Van meet af aan stemde Monet zijn uitingsdrang op het impressionisme en dat deze benaming in zwang kwam sinds een Impression geheeten Zonsondergang van zijn hand doet er weinig toe. Het innerlijke drama, dat alle groote impressionisten heeft verscheurd, was daarmee gegeven. Zola gaf er gestalte aan in L'Oeuvre, waarbij deels Manet, deels Cézanne tot model gedienden. Het verlangen naar verwezenlijking steunt op de natuur en vindt daarin een volkomenheid, waarvan elk als onvree gevoeld gemis door de onherroepelijkheid van deze objectiviteit verzacht wordt. Maar daar de kunstaandrift en de natuur, het model in den vollen zin van het woord, zich op één plan bewegen, ontstaat die onoplosbare tweespalt van de ziel. Deze wonde wordt nog verergerd door een andere onvermijdelijkheid. De leemte tusschen het streven en het nagestreefde ontwikkelt een spanning, die in deze lijn tot daden drijft. Uit deze onvree spruit na elk falen feller de drang, de vroegere gebreken te vermijden en de roos te raken. Die gestadige onvoldaanheid houdt hen, door een op aldoor breeder basis steunend kunnen gevoed, op de been, al schijnt ze hen, uit een anderen hoek gezien, uit te hollen.
Hen, dat zijn de allergrootsten, de meesters. Cézanne wist die spanning te breken en een bres te slaan uit wat, in den hoogen zin van het woord, een impasse was. Met hem verloor het impressionisme iets van den ouden gloed. Het komt ons nu bij tijden meer verouderd voor dan kunst, die naar den tijd en het karakter verder van ons is. Monet en enkele anderen zelf hebben dit bewerkt. Door tot het uiterste te gaan overspanden zij de veer. Thans zoeken we hierin naar een zwaartepunt, een centrum van kristallisatie, zonder hetwelk de beeltenis van natuurgebeuren voor oog en begrip uiteenvalt.
We zijn anders tegenover de natuur komen te staan. In stee van doel werd ze middel voor ons. Is deze houding pedant? Schiet ze in eerbied vóór, in gehechtheid aan de natuur te kort....? Ik geloof het niet.
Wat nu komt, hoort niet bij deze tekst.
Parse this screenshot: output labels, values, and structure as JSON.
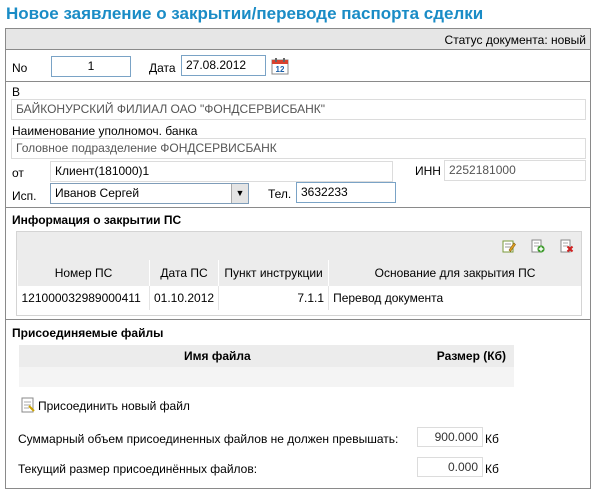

Wat in vorige eeuwen was een voorwerp van hoop en vrees, alleen van waarde in den trant van nut of onnut, wat later werd tot vreugd voor het oog, tot ‘stroomversterker’ van een bewogen hart, heeft nu verheven of aanminnig, romantisch (het Zwarte Woud) of van gebonden vormen (het bosch van Fontainebleau), in zoo verre beteekenis voor het hart als dit ze kan doordringen.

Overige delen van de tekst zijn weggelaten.